O PT vive uma situação delicada. Poucos dias após a divulgação de dois acordos de delação que devem respingar na legenda, a Procuradoria-Geral da República (PGR) denunciou a cúpula partidária e acusa a sigla de participar de desvios equivalentes a mais de R$ 1 bilhão. Sem nomes fortes para disputar o Planalto, correndo o risco de morrer antes das eleições e com possibilidade até de perder o registro no Tribunal Superior Eleitoral (TSE), o PT enfrenta um momento crítico, dizem especialistas. Caciques já estão presos ou perto de ir para a cadeia, o que traz à tona uma dificuldade de sobrevivência impensável nos 13 anos da era petista no Planalto.

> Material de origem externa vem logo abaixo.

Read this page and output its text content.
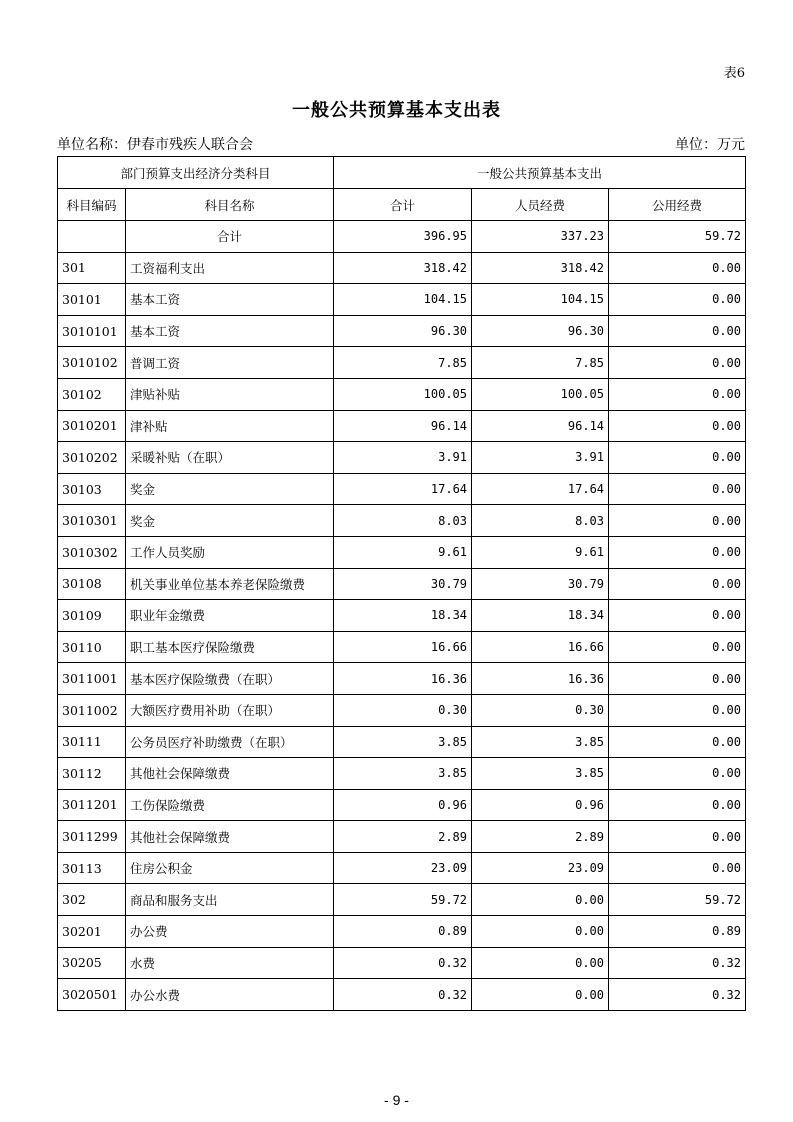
表6
一般公共预算基本支出表
单位名称：伊春市残疾人联合会	单位：万元
部门预算支出经济分类科目		一般公共预算基本支出		
科目编码	科目名称	合计	人员经费	公用经费
	合计	396.95	337.23	59.72
301	工资福利支出	318.42	318.42	0.00
30101	基本工资	104.15	104.15	0.00
3010101	基本工资	96.30	96.30	0.00
3010102	普调工资	7.85	7.85	0.00
30102	津贴补贴	100.05	100.05	0.00
3010201	津补贴	96.14	96.14	0.00
3010202	采暖补贴（在职）	3.91	3.91	0.00
30103	奖金	17.64	17.64	0.00
3010301	奖金	8.03	8.03	0.00
3010302	工作人员奖励	9.61	9.61	0.00
30108	机关事业单位基本养老保险缴费	30.79	30.79	0.00
30109	职业年金缴费	18.34	18.34	0.00
30110	职工基本医疗保险缴费	16.66	16.66	0.00
3011001	基本医疗保险缴费（在职）	16.36	16.36	0.00
3011002	大额医疗费用补助（在职）	0.30	0.30	0.00
30111	公务员医疗补助缴费（在职）	3.85	3.85	0.00
30112	其他社会保障缴费	3.85	3.85	0.00
3011201	工伤保险缴费	0.96	0.96	0.00
3011299	其他社会保障缴费	2.89	2.89	0.00
30113	住房公积金	23.09	23.09	0.00
302	商品和服务支出	59.72	0.00	59.72
30201	办公费	0.89	0.00	0.89
30205	水费	0.32	0.00	0.32
3020501	办公水费	0.32	0.00	0.32
- 9 -
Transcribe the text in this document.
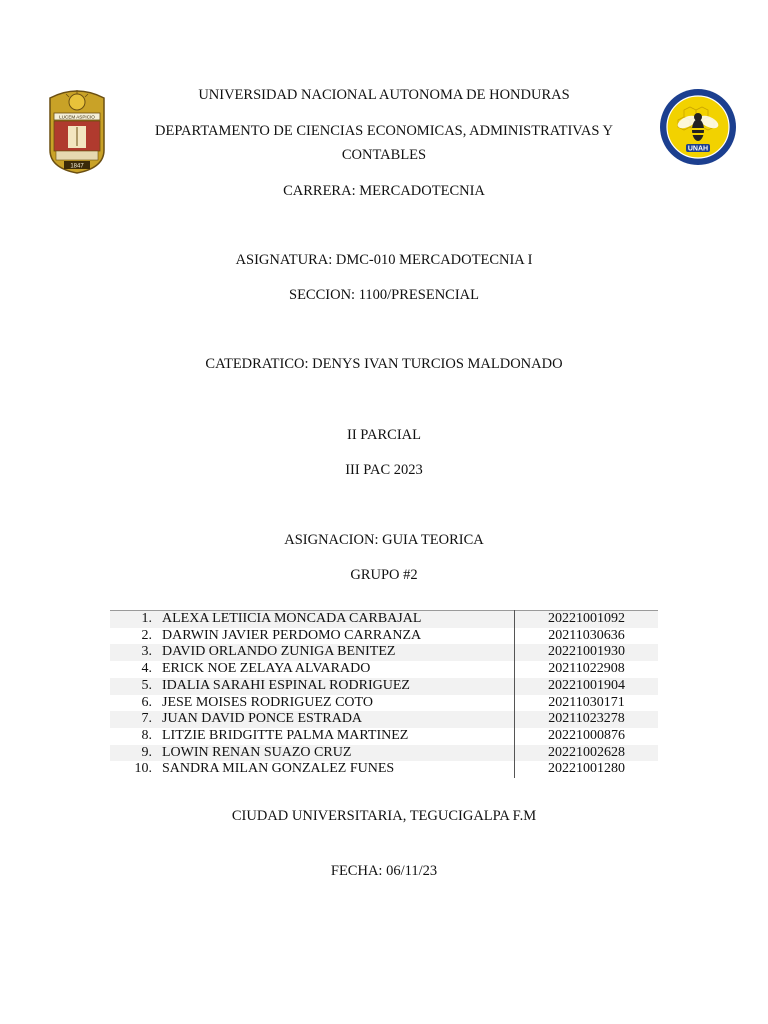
LUCEM ASPICIO
1847
UNAH
UNIVERSIDAD NACIONAL AUTONOMA DE HONDURAS
DEPARTAMENTO DE CIENCIAS ECONOMICAS, ADMINISTRATIVAS Y
CONTABLES
CARRERA: MERCADOTECNIA
ASIGNATURA: DMC-010 MERCADOTECNIA I
SECCION: 1100/PRESENCIAL
CATEDRATICO: DENYS IVAN TURCIOS MALDONADO
II PARCIAL
III PAC 2023
ASIGNACION: GUIA TEORICA
GRUPO #2
1.	ALEXA LETIICIA MONCADA CARBAJAL	20221001092
2.	DARWIN JAVIER PERDOMO CARRANZA	20211030636
3.	DAVID ORLANDO ZUNIGA BENITEZ	20221001930
4.	ERICK NOE ZELAYA ALVARADO	20211022908
5.	IDALIA SARAHI ESPINAL RODRIGUEZ	20221001904
6.	JESE MOISES RODRIGUEZ COTO	20211030171
7.	JUAN DAVID PONCE ESTRADA	20211023278
8.	LITZIE BRIDGITTE PALMA MARTINEZ	20221000876
9.	LOWIN RENAN SUAZO CRUZ	20221002628
10.	SANDRA MILAN GONZALEZ FUNES	20221001280
CIUDAD UNIVERSITARIA, TEGUCIGALPA F.M
FECHA: 06/11/23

“O momento é crítico, muito sensível, sobretudo em ano eleitoral. A legenda é histórica, tem um eleitor muito mobilizado, mas os últimos acontecimentos colocaram os companheiros em uma encruzilhada. Se eles não promoverem alianças e reorganizarem a base, a situação pode se complicar ainda mais”, explica o professor de ciência política Marcelo Vieira, da Universidade Federal do Espírito Santo (Ufes), lembrando que a denúncia da PGR atinge, entre outros, a presidente nacional do PT, senadora Gleisi Hoffmann (PR). “É claro que isso respinga nela. Agora, veja, temos um conflito interessante, que é o ex-ministro Antonio Palocci sendo acusado pela PGR de roubar com o PT, de um lado, e a Polícia Federal dizendo de outro, que o cara vai delatar todo mundo do partido”, avalia Vieira. Para o professor da Ufes, a dificuldade em substituir o ex-presidente Luiz Inácio Lula da Silva — que está preso e inelegível, condenado a 12 anos e um mês de prisão no caso do tríplex do Guarujá (SP) — é um dos maiores problemas, e mostra a fragilidade em que os petistas se encontram.
“Não tem mais nenhum nome forte. O partido apostou muito mal nos quadros de sucessão ao Lula. Quem era forte está preso. Dilma (Rousseff) foi um fracasso. (Fernando) Haddad mantém plataforma política, mas é um gestor malsucedido, sem adesão eleitoral nacional”, observa Marcelo Vieira, que não acredita mais no poder de Lula para eleger alguém de sua confiança. Segundo o especialista, transferências de votos não funcionam para o PT desde as eleições de 1989, quando Leonel Brizola cedeu votos a Lula.
Registro eleitoral
Para Joana Meireles, professora aposentada de direito eleitoral da Universidade Federal de Minas Gerais (UFMG), “o PT errou muito no cálculo político para promover a sobrevivência eleitoral sem Lula, ainda mais em uma eleição majoritária”. Sem o nome do ex-presidente nas urnas, o eleitorado que não acompanha a ideologia do PT, só votava nele por causa da estrela petista, vai migrar. “O Lula fazia com que o eleitorado mais amplo ficasse em torno dele. A gente não vê isso na senadora Gleisi, por exemplo, que vai deixar o Senado para fortalecer a Câmara. Isso é uma atitude desesperada, tentar aumentar a bancada na Casa Baixa como sendo a única opção era uma atitude inimaginável 10 anos atrás”, completou.
O PT corre ainda o risco de perder o registro partidário. O pedido foi feito no fim do ano passado ao Tribunal Superior Eleitoral (TSE). Juristas alegaram a desmoralização do partido, que corre risco real de ser cassado. E que poderá se agravar ainda mais, caso seja comprovada a transferência de US$ 1 milhão do ditador líbio Muamar Kadafi para a campanha de Lula, em 2002, conforme sinalizou o ex-ministro Antonio Palocci, em sua proposta de delação premiada.
Defesa de Lula critica a PGR
A defesa do ex-presidente Luiz Inácio Lula da Silva, condenado e preso por corrupção passiva e lavagem de dinheiro, divulgou nota ontem, na qual contesta a mais recente denúncia da Procuradoria-Geral da República contra o petista. Os advogados do ex-presidente classificam a acusação formal de uma “nova investida” do Ministério Público Federal e argumentam que “a ausência de qualquer materialidade e a repetição de imputações descabidas ao ex-presidente Lula sobressaem” na peça, baseada na delação premiada da Odebrecht, e enviada ao Supremo Tribunal Federal. Lula é acusado de ter dado o “aval presidencial” para as operações — entre elas, há casos de financiamento de campanha pela empreiteira em troca do atendimento a interesses da Odebrecht em órgãos como a Petrobras, o Banco Nacional de Desenvolvimento Econômico e Social (BNDES) e o Ministério do Planejamento. Um dos casos citados é uma linha de financiamento de U$ 1 bilhão da exportação por empresas brasileiras a Angola.